Pigs farmers have undertaken two protests in less than a week in SuperValu stores in Castletroy, Co Limerick, last Friday, and Kilbarry, Co Waterford, on Tuesday, in a bid to highlight low prices and cheap imports.

Listen to "Pig farmer protest in SuperValu" on Spreaker.

Tensions ran high at the protest in Castletroy Shopping Centre, with staff threatening to call An Garda Síochána if farmers did not leave peacefully on Friday 10 August.

Up to 20 pig farmers loaded up shopping trolleys with imported pork to highlight the proliferation of foreign produce in Irish supermarkets, as growing feed bills and imported pork place increasing pressure on their own product.

“Pig farmers are being faced with financial ruin.
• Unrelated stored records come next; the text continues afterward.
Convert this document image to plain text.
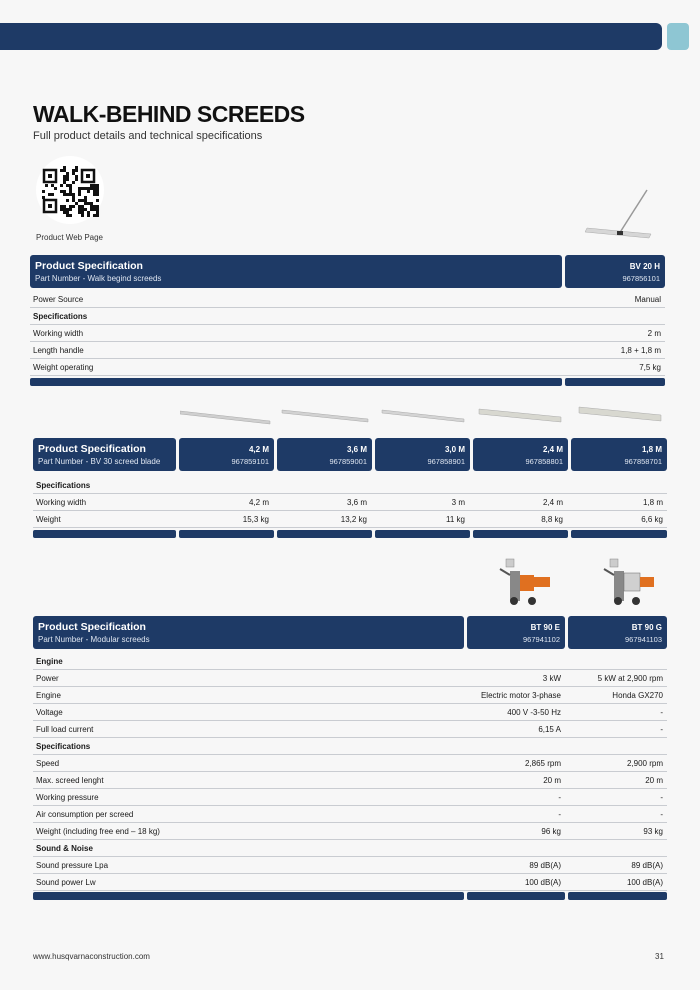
WALK-BEHIND SCREEDS
Full product details and technical specifications
Product Web Page
Product Specification
Part Number - Walk begind screeds
BV 20 H
967856101
Power Source	Manual
Specifications
Working width	2 m
Length handle	1,8 + 1,8 m
Weight operating	7,5 kg
Product Specification
Part Number - BV 30 screed blade
4,2 M
967859101
3,6 M
967859001
3,0 M
967858901
2,4 M
967858801
1,8 M
967858701
Specifications
Working width	4,2 m	3,6 m	3 m	2,4 m	1,8 m
Weight	15,3 kg	13,2 kg	11 kg	8,8 kg	6,6 kg
Product Specification
Part Number - Modular screeds
BT 90 E
967941102
BT 90 G
967941103
Engine
Power	3 kW	5 kW at 2,900 rpm
Engine	Electric motor 3-phase	Honda GX270
Voltage	400 V -3-50 Hz	-
Full load current	6,15 A	-
Specifications
Speed	2,865 rpm	2,900 rpm
Max. screed lenght	20 m	20 m
Working pressure	-	-
Air consumption per screed	-	-
Weight (including free end – 18 kg)	96 kg	93 kg
Sound & Noise
Sound pressure Lpa	89 dB(A)	89 dB(A)
Sound power Lw	100 dB(A)	100 dB(A)
www.husqvarnaconstruction.com	31
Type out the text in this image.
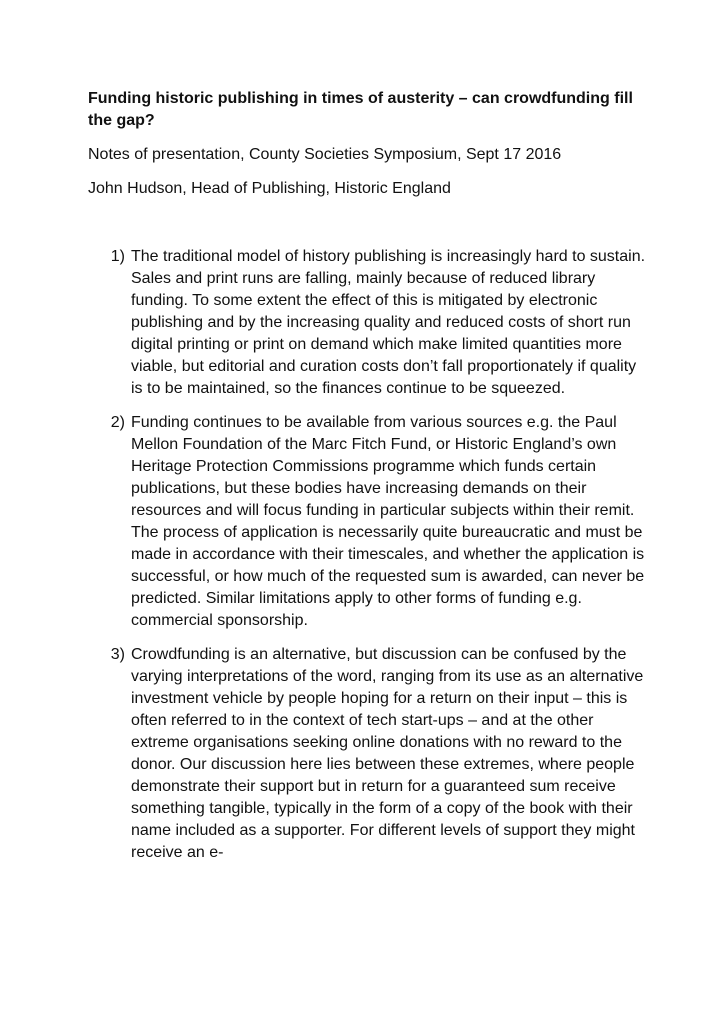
Funding historic publishing in times of austerity – can crowdfunding fill the gap?

Notes of presentation, County Societies Symposium, Sept 17 2016

John Hudson, Head of Publishing, Historic England

1) The traditional model of history publishing is increasingly hard to sustain. Sales and print runs are falling, mainly because of reduced library funding. To some extent the effect of this is mitigated by electronic publishing and by the increasing quality and reduced costs of short run digital printing or print on demand which make limited quantities more viable, but editorial and curation costs don’t fall proportionately if quality is to be maintained, so the finances continue to be squeezed.
2) Funding continues to be available from various sources e.g. the Paul Mellon Foundation of the Marc Fitch Fund, or Historic England’s own Heritage Protection Commissions programme which funds certain publications, but these bodies have increasing demands on their resources and will focus funding in particular subjects within their remit. The process of application is necessarily quite bureaucratic and must be made in accordance with their timescales, and whether the application is successful, or how much of the requested sum is awarded, can never be predicted. Similar limitations apply to other forms of funding e.g. commercial sponsorship.
3) Crowdfunding is an alternative, but discussion can be confused by the varying interpretations of the word, ranging from its use as an alternative investment vehicle by people hoping for a return on their input – this is often referred to in the context of tech start-ups – and at the other extreme organisations seeking online donations with no reward to the donor. Our discussion here lies between these extremes, where people demonstrate their support but in return for a guaranteed sum receive something tangible, typically in the form of a copy of the book with their name included as a supporter. For different levels of support they might receive an e-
Lads are losing 20c/kg…they’re losing €6,000 a week,” IFA pigs committee chair Tom Hogan told the Irish Farmers Journal.

“We want to see Musgraves and SuperValu selling 100% Irish pigmeat.

‘‘The biggest issue we have is we come into the shop and there is plenty of the quality assurance and Bord Bia meats, but then you see Meadow Fields which might sound Irish, but it’s from Holland.’’

Hogan said the IFA has now started an intensive pigmeat testing campaign, following its discovery of a substantial number of pork products on supermarket shelves that are not of Irish origin.

Perfect storm

A “perfect storm” has been created, according to IFA national treasurer Tim Cullinan, who highlighted how the drought had created competition between sectors such as dairy and pigs for feed, which was driving up prices.

“We’ve sought a meeting with Minister Creed and we’re asking him to come on board with all the key stakeholders within the industry and we’d hope that the minister would do that immediately because we are in an absolute crisis situation at the moment,” Cullinan said.

Cheaper imports undercutting domestic produce and higher feed prices were also pointed out as a problem by pig farmer Maurice O’Brien from Mitchelstown in Co Cork.

“Pig farmers were lucky to break even for the first six months of the year but feed prices are rising and there are a lot of people getting phone calls from their millers, saying feed prices are going up by €10/t to €20/t.

“Yet our factories are saying they’re under vast amount of pressure to sell the product but still there’s a vast amount of Dutch products for sale in supermarkets,” O’Brien said.

A spokesperson for SuperValu’s parent company Musgraves stated: “100% of SuperValu-branded fresh pork and bacon is sourced in Ireland and Bord Bia-certified. Like any other grocery retailer, we also carry other brands of pork and bacon.”